Voter Identification Laws: The Specter of Fraud Helps the Right Wing Shape the Electorate

Since the federal Help America Vote Act (HAVA) established the requirement that first time voters present some form of identification before voting in a federal election, voter identification requirements of all sorts have been enacted across the country.  Currently 26 states have laws that are more restrictive than the HAVA mandate, and 21 states require ID from voters every time they vote.  These laws have been passed by arguing they are necessary to prevent voter fraud, even though all evidence suggests that such fraud is extremely rare and poses no threat to the integrity of our voting systems.  Instead, these fraud arguments have merely been a partisan tool, used for decades, to suppress turnout among new groups entering the electorate in large numbers and threatening the power of those currently in charge, whether they be minorities, immigrants or students.

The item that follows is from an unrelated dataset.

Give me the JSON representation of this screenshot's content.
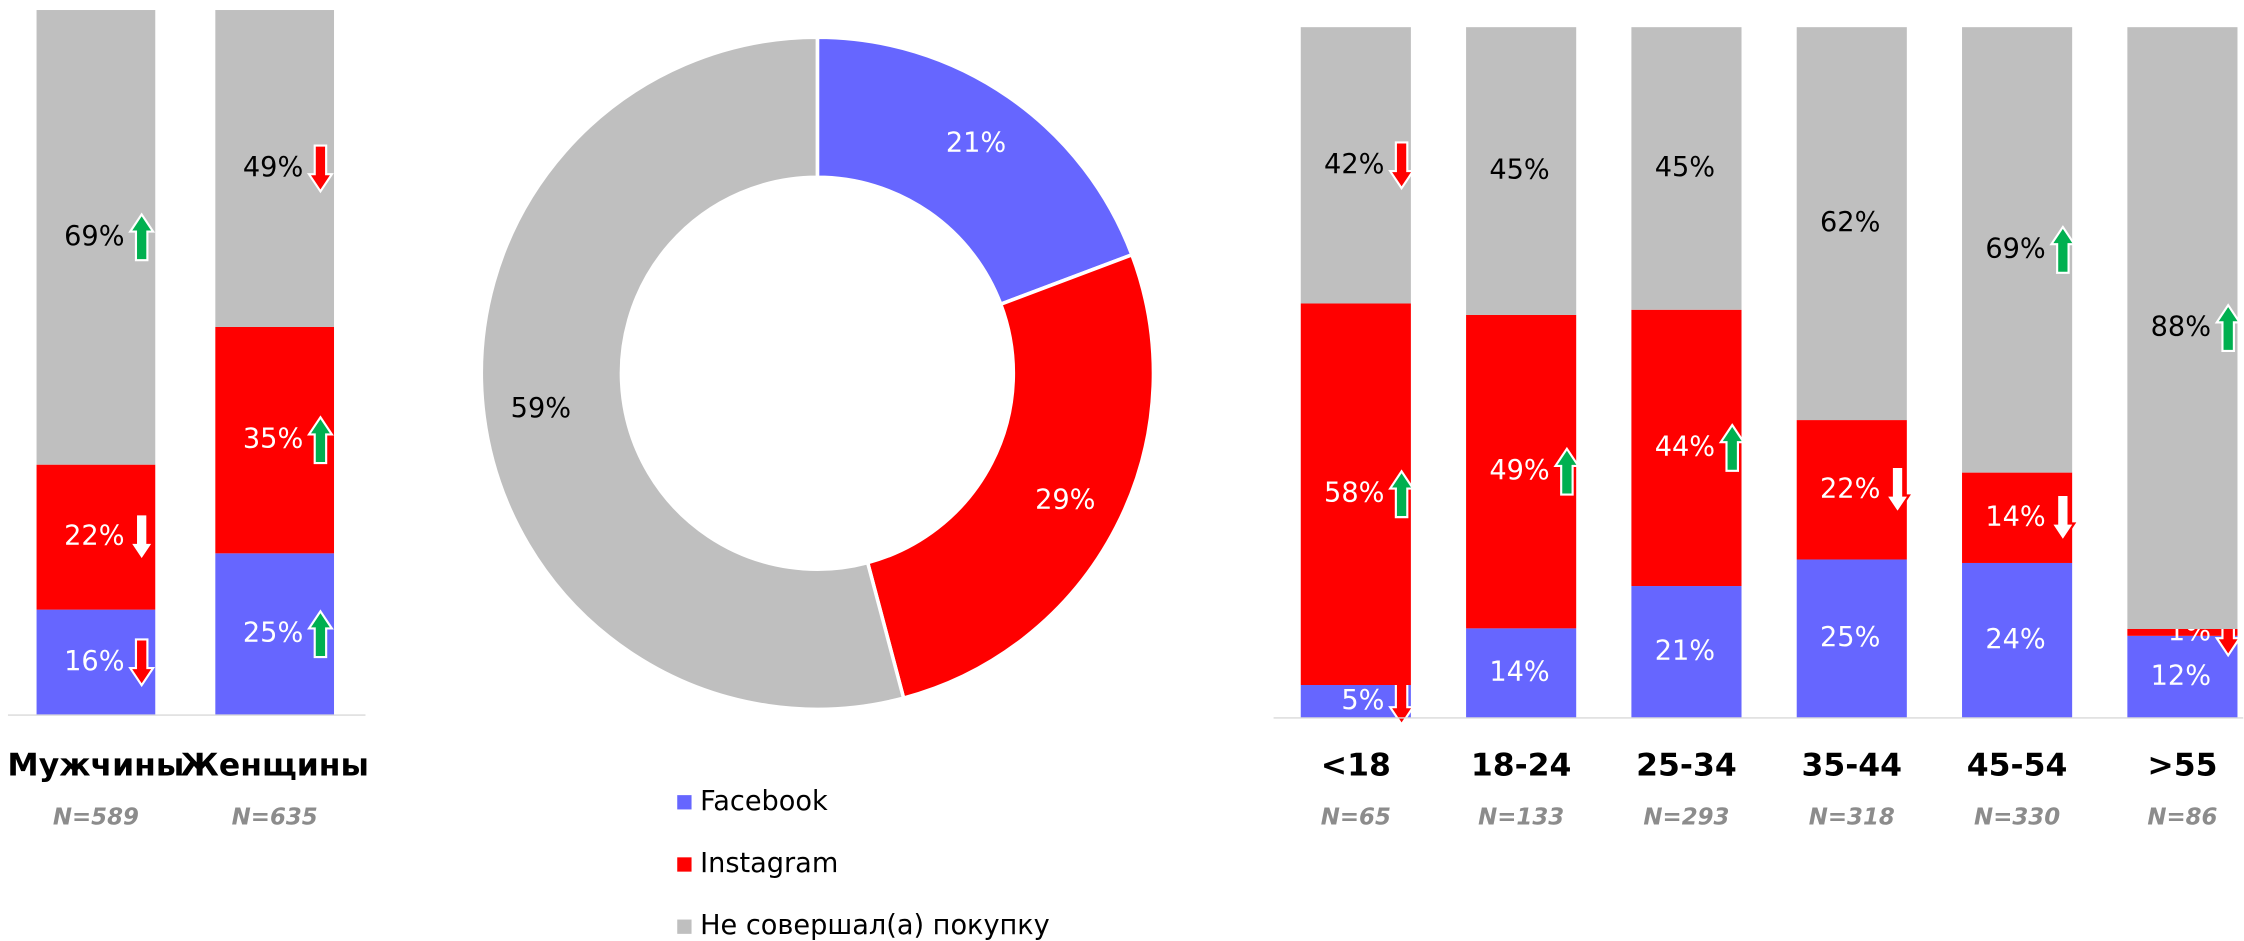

Evidence of Suppressed Voter Turnout: Sadly, the evidence suggest that these efforts to reduce turnout and shape the electorate for partisan gain are most likely effective and have the greatest impact on poor, less educated, elderly and minority voters. One scholar has estimated that requiring photo identification from all voters would disenfranchise 20 million people.  Indiana and Georgia currently have such a photo identification requirement in order for a vote to be counted.  A challenge to the Indiana law has been heard by the US Supreme Court and a decision is expected by June.

Voter identification laws have also become a favorite tool of anti-immigrant forces and in the 2007-2008 legislative sessions 18 states have introduced bills to require that voters prove they are US citizens.  Fortunately for voters, the only one of these bills to be passed into law so far applies to just one town in Delaware.

Defeating Bad Bills: Legislators in many states are still pushing to impose new voter ID requirements in states that lack them, and continue to argue for making existing requirements more stringent by narrowing the types of ID that can be used.  Happily, it seems that at least temporarily the wave of new voter ID laws in waning as more bills are being voted down than up.  However, we expect that if the Supreme Court rules as expected, and allows Indiana’s photo ID requirement to stand, there will be an even stronger push from conservative forces on this issue in the coming legislative session.  Here’s what has been active in the current session:

  • Kansas is poised to pass Senate Bill 169 which will require photo ID at the polls.  The bill has passed both houses in different versions and now goes to conference committee for reconciliation. One good feature of the bill passed in the House is that it includes anti-Voter Intimidation language to attempt to prevent vote suppression of legal voters using the provision.
  • In Oklahoma the Senate has passed SB 1150 creating a photo ID requirement for voting.  A similar measure, HB 2956, has also passed the House.  Even though passage of one or other of the measures seems assured, Democratic lawmakers have strongly opposed the bill.
  • In Mississippi voter ID has been a contentious issue throughout the session, and has even prompted the Republican caucus to propose loosening felony disenfranchisement rules as a compromise to get it passed.  But while Republican lawmakers have managed to revive the bill by waiving the normal deadline for action, the bill appears dead for now.
  • A bill in Wisconsin, AJR 17, would have amended the state constitution to require ID when voting.  The bill passed the house last year but died in the Senate last month amidst very contentious debate when lawmakers refused to suspend the rules and release it from committee.
  • In Maryland lawmakers defeated HB 1355, which would have required ID to vote, in committee.
  • Consideration of a Colorado ID bill, HB 1039, was postponed indefinitely in February.
  • Legislation put forward by the California Secretary of State requiring ID to vote, SB 173, was defeated in committee.
  • Virginia Senators defeated SB 554 which would have required ID to vote.  A more restrictive bill in the House, HB 65, requiring voters provide valid, state-issued photo ID has been carried over to the 2009 session on a voice vote in committee.